For Atweh himself, the choices are more concrete: Will he be remembered for his work behind the scenes or in the spotlight? A successful producer and songwriter who's helped create hits for Justin Bieber and Pitbull, Atweh is now seeking stardom of his own with Magic!, an L.A.-based four-piece whose breezy pop-reggae tune "Rude" is shaping up as one of the summer's biggest songs.
His decision seemed clear Tuesday night at the El Rey Theatre, where Magic! marked the release of its album with a well attended concert. Wearing a rose-patterned shirt unbuttoned nearly to his navel, Atweh eagerly offered every trick in the rock-star handbook.
He thrust his pelvis. He raised his hand to the sky. And for "How Do You Want to Be Remembered," he sat on a stool and strummed an acoustic guitar. (Is there really a rock-star handbook? Atweh made you think there is.)
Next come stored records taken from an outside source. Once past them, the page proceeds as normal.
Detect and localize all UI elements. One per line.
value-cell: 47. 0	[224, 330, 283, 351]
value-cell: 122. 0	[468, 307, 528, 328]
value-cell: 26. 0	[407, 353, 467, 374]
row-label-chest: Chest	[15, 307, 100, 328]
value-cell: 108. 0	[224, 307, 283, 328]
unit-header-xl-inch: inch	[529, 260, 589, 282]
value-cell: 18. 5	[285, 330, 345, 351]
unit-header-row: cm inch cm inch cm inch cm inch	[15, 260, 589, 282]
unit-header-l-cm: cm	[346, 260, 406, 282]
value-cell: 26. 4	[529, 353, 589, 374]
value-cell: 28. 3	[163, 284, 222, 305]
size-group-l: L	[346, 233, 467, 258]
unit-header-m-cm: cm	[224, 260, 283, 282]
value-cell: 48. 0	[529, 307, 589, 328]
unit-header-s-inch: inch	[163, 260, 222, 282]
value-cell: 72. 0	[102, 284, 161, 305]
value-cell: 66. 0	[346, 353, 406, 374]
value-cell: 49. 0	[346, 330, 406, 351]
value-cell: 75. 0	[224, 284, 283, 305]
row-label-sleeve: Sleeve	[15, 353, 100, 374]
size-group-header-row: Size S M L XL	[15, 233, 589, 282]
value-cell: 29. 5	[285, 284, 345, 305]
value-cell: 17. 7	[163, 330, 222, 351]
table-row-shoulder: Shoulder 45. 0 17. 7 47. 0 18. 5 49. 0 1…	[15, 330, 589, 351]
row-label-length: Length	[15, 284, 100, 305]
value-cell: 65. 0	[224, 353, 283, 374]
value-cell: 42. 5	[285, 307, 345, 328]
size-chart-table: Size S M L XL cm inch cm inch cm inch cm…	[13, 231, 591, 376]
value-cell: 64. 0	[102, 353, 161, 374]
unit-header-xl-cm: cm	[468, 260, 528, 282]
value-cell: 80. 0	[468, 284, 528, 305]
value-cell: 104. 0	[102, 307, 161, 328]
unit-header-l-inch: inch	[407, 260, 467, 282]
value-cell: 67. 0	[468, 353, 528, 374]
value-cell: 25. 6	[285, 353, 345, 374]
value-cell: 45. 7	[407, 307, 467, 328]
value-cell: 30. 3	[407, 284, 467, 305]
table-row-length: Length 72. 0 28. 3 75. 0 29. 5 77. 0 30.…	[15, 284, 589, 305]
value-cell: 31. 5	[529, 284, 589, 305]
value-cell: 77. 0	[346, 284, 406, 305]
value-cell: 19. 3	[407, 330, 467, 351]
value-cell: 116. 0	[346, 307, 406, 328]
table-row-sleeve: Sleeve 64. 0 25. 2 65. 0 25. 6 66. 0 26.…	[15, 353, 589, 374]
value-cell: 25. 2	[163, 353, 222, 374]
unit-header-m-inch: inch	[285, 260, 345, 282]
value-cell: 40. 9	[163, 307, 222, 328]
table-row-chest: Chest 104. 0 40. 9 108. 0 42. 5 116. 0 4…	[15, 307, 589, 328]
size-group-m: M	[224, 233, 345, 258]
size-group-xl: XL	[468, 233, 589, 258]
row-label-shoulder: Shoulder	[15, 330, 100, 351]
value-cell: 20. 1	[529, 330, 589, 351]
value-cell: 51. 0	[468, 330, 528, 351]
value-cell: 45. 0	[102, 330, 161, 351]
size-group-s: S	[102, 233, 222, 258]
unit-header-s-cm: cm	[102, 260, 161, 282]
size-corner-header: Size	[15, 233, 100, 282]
The display was appealing enough, in no small part because it accompanied as lightweight a sound as you'll hear right now on the radio. In its blend of rock guitars and reggae rhythms, Magic! recalls the Police, only minus the sexual tension and Cold War paranoia that made that band feel important. Basically, if Bruno Mars' recent Police homage, "Locked Out of Heaven," struck you as too aggressive, "Rude" is the song for you.
At the El Rey, that harmlessness meant that Atweh could drop to his knees as he sang "No Evil" -- a song about looking for someplace "where the devil cannot find us" -- without summoning any of Sting's oppressive self-regard. But he also didn't summon any of Sting's polish.
Onstage, Magic! put across an amateurish vibe that was at odds with the slick professionalism of its album, which of course was made in Atweh's comfort zone: the recording studio.
A No. 1 hit on Billboard's digital songs chart, "Rude" in particular is a little marvel of songcraft, in which Atweh sets you up for a tune about a proposal, then reveals that he's actually asking a woman's father if he'll allow the marriage. (The dad says no, inspiring the song's title.)
Here, though, "Rude" felt dinky, lacking not muscle but propulsion; it just kind of lay there, accepting defeat even as the song's narrator fights it.
But perhaps the success of "Rude" has simply drained all the challenge from playing it. Atweh was never more animated on Tuesday than when recounting the 16 years he said he spent looking for a record deal before Pitbull's manager, Charles Chavez, agreed to sign Magic!.
"This is the beginning," the singer told the crowd excitedly near the end of the show.